- Specialty: Gastroenterology

= Autoimmune gastrointestinal dysmotility =

Autoimmune gastrointestinal dysmotility (AGID) is an autoimmune disease autonomic neuropathy affecting the gastrointestinal organs and digestive system of the body. Dysmotility is when the strength or coordination of the esophagus, stomach or intestines muscles do not work as they should.
==Presentation==
=== Associated illnesses ===
Often AGID is a symptom of other problems, including colon cancer, lupus, lung, breast, or ovarian carcinoma or thymoma. or other diseases.

== Diagnosis ==
AGID is diagnosed with a complete medical history, exam of patients motility and with special blood tests looking for autoantibodies consistent with neurologic autoimmunity. Blood tests included evaluations of immunofluorescence (neuronal nuclear and cytoplasmic antibodies), radioimmunoprecipitation assays (neuronal and muscle plasma membrane cation channel antibodies), and enzyme-linked immunosorbent assay (muscle striational antibodies). A finding, along with medical history, of ganglionic neuronal acetylcholine receptor and N-type voltage-gated calcium channel autoantibodies in the blood stream would result in a medically acceptable diagnosis of AGID.

== Treatment ==

Medications to relieve nausea and vomiting or to enhance mobility may be helpful, as may cholinesterase inhibitors.

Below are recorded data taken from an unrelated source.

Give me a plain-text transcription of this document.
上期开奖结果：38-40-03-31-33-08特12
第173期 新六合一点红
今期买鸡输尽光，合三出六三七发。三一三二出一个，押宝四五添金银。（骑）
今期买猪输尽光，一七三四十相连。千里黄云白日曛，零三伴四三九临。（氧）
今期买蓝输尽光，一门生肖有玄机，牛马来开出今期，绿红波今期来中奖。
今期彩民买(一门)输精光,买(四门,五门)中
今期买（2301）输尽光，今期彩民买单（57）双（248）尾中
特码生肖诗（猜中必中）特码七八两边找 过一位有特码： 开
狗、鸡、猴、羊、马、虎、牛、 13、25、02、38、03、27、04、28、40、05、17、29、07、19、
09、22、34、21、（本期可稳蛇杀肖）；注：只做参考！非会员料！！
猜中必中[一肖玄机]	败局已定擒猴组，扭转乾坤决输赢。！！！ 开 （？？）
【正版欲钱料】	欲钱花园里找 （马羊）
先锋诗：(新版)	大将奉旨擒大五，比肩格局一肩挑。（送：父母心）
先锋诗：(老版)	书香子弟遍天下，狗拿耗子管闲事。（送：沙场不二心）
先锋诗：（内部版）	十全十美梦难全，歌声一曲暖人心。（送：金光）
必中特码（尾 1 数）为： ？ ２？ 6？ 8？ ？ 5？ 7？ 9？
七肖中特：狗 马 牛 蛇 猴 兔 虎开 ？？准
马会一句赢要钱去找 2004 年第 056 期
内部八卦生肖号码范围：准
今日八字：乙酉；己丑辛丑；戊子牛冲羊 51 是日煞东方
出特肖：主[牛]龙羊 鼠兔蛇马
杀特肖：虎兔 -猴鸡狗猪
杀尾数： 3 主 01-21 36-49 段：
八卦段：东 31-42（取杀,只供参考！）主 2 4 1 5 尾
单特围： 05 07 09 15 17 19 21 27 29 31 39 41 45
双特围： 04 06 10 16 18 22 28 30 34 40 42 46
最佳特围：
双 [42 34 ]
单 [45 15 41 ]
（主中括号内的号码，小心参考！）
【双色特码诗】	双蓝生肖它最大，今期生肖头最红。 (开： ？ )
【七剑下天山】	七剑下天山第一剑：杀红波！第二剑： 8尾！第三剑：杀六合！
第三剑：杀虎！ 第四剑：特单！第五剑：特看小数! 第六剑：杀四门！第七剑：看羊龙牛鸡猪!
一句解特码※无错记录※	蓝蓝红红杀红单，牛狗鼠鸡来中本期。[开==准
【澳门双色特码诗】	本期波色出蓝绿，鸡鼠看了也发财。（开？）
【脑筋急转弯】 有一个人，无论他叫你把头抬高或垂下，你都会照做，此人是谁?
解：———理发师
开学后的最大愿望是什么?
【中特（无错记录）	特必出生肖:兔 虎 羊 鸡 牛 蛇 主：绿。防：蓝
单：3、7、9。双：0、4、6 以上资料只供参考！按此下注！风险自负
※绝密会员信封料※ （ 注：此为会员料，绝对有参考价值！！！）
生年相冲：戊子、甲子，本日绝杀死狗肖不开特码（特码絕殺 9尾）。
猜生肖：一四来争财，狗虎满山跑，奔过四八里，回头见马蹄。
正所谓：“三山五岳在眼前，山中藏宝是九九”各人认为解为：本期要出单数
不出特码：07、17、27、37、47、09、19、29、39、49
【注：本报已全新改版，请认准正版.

Immunotherapy and plasma exchange have also been reportedly effective. Pyridostigmine is a pharmaceutical treatment option for patients with AGID.
In severe cases patients with AGID are required to abandon eating foods, requiring them to get nourishment through a process called parenteral nutrition, where the patient is fed via a permanent IV and the liquid nourishment is infused directly in the blood stream, as opposed to a feeding tube.